I am required to forecast delinquency counts at the business day level. Each day, I need to produce a forecast of delinquency counts 1-29, 30-59, etc Days Past Due (DPD). The structure of the deliquency varies significantly for each bucket. 1-29 DPD is an exponential decline over the month. 30-59 DPD is only mildly exponential, 150DPD is fairly flat.
Each day the forecast of the daily counts needs to be produced for the rest of the month. I would like to include a lag of the dependent variable, possibly AR and MA terms, so the forecast must be dynamic, and eligible for automation.
In looking at the SAS literature, and previous SUGI papers, I first tried Proc Forecast, but it required daily continuous data, at least as I understood it. I have tried Proc Loess and Proc Model to forecast the series individually, and I am aware of Proc UCM to forecast the vector of counts by buckets. I also found the code to construct business day as a custom interval.

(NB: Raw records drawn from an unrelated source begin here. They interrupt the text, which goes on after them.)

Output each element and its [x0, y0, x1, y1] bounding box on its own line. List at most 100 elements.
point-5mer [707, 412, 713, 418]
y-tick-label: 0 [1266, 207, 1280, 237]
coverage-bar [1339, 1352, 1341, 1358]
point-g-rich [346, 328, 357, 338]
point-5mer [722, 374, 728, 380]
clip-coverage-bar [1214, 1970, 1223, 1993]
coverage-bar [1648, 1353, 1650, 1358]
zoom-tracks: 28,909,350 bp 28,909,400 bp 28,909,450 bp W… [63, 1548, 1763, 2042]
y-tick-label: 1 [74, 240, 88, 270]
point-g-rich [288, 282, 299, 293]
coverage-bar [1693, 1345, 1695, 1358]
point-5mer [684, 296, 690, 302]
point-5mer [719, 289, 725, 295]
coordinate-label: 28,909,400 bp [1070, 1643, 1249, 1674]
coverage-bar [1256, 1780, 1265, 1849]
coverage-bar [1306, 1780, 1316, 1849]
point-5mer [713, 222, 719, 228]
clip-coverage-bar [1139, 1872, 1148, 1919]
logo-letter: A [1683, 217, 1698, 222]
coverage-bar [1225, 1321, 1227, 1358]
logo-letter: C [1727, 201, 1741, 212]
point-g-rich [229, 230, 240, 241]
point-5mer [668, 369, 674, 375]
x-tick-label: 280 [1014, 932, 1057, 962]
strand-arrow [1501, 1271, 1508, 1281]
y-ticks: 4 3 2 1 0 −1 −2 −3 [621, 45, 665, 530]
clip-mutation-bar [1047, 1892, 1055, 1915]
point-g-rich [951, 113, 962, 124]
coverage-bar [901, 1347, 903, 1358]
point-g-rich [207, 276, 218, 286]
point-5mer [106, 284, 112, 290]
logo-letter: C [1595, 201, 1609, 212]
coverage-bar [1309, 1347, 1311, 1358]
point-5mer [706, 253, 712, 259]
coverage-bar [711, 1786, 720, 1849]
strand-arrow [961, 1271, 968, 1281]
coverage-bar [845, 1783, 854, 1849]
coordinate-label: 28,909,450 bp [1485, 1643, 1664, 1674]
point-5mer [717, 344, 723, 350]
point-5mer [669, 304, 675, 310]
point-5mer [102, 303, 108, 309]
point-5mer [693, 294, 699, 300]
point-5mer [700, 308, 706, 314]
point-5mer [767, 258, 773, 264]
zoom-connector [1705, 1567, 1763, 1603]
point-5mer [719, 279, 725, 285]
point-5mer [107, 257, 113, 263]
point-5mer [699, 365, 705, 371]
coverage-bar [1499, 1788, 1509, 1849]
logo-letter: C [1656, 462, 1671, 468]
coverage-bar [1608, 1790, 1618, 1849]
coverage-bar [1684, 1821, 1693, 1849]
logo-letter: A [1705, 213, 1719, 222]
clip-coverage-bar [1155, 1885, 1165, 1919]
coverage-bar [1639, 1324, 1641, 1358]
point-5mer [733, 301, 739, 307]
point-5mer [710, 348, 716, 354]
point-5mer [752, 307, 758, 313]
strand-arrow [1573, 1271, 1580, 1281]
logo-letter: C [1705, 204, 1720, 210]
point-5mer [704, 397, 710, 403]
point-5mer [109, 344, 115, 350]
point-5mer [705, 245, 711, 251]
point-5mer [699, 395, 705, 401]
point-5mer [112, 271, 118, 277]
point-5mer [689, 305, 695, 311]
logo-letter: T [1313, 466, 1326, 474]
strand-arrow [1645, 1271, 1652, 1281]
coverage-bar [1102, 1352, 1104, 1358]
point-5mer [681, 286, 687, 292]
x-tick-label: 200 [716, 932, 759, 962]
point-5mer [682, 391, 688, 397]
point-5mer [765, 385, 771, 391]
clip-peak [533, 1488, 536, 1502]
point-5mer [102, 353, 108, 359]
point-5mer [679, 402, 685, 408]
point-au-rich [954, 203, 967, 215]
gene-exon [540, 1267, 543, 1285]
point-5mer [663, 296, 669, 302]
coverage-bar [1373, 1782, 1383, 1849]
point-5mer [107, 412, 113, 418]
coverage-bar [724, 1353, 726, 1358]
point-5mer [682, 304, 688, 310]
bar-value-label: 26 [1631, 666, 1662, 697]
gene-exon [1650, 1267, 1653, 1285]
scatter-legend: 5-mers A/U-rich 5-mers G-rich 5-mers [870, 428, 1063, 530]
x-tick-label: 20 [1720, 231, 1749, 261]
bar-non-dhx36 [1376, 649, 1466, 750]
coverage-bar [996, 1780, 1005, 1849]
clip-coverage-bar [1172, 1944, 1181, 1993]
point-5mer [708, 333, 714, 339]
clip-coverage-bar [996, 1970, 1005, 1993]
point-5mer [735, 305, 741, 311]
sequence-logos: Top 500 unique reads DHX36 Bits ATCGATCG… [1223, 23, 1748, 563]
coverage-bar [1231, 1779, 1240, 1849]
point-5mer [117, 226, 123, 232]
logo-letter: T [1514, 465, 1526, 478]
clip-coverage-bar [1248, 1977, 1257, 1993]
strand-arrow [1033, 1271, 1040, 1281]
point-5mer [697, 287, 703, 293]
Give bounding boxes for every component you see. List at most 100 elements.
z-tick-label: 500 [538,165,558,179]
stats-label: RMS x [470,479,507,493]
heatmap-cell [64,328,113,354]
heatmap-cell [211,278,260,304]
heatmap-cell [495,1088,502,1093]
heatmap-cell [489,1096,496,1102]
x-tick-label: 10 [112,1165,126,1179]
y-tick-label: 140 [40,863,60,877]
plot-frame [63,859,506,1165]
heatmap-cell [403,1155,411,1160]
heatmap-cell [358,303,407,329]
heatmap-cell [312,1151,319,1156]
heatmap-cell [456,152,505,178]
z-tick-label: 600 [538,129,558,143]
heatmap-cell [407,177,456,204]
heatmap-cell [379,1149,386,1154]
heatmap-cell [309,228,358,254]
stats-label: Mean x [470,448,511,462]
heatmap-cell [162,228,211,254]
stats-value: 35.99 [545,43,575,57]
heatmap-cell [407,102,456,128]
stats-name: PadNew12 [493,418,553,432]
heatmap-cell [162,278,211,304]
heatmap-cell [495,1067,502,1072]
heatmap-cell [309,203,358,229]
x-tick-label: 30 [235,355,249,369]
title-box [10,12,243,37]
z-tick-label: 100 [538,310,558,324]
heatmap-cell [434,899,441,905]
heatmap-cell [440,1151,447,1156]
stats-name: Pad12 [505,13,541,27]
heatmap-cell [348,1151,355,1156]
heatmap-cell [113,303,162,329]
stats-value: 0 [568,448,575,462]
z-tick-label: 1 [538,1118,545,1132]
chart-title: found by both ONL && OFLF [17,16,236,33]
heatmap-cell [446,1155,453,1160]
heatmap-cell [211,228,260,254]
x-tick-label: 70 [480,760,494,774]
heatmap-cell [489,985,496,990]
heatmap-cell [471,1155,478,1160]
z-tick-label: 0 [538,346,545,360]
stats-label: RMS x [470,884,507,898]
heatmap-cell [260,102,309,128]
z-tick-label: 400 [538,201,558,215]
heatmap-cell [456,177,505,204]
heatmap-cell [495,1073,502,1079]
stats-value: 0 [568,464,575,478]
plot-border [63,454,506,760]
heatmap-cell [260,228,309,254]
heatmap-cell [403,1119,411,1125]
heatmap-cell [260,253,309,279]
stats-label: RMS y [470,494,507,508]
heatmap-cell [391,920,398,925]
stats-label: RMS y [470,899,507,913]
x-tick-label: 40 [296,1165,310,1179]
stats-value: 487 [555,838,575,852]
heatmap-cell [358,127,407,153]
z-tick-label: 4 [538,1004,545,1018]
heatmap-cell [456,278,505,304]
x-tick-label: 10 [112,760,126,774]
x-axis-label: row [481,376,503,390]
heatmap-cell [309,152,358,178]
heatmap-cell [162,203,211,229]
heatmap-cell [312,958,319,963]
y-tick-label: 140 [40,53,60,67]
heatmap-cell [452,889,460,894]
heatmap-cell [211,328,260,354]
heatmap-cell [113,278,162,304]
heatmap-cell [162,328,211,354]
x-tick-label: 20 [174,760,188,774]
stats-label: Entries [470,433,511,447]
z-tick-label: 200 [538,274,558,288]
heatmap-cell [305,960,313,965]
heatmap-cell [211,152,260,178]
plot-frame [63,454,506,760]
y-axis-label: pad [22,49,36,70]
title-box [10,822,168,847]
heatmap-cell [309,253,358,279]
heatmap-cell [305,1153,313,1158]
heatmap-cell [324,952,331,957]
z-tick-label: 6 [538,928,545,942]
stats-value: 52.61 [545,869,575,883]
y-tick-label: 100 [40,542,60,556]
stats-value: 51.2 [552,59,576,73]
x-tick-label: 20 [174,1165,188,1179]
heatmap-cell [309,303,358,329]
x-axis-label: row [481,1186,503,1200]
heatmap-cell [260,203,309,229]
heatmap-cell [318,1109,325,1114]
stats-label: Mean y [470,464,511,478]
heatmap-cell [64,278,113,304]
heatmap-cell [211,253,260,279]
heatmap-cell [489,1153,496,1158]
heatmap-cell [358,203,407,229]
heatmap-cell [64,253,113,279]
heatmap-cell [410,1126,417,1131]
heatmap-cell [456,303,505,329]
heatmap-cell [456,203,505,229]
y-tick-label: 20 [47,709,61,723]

I only have 13 months of data, so I need something straightforward. Can any ETS forecasting procedure use the custom interval of business day? (eg 1 to 20,21) I would think that would be important in construction any lag, AR, or MA terms. Should I be using something more straightforward in base SAS?
Thank you for the time you take in considering my question.
My lecture notes from the SAS forecasting class include the following example:
"Hourly call center data - business hours are 7:00am to 8:00pm for a 13-hour day. The seasonal period of the data is 13." They go on to say, "The Call Center time series is not equally spaced in the conventional sense, but you can treat it as equally spaced by ignoring all time points for which the Call Center is closed."
I think this is similar to your case where non-business days are not of interest. You might have a seasonal component in day of the week (lag 7), but holidays (or other business closures) would throw a twist into that.
Proc ARIMA (I'm not sure about the others) doesn't even look at your date variable. It just assumes that your data is equally spaced. The forecast output would have the wrong dates in it, but you can change the dates in the output dataset and the resulting forecasts would still be appropriate.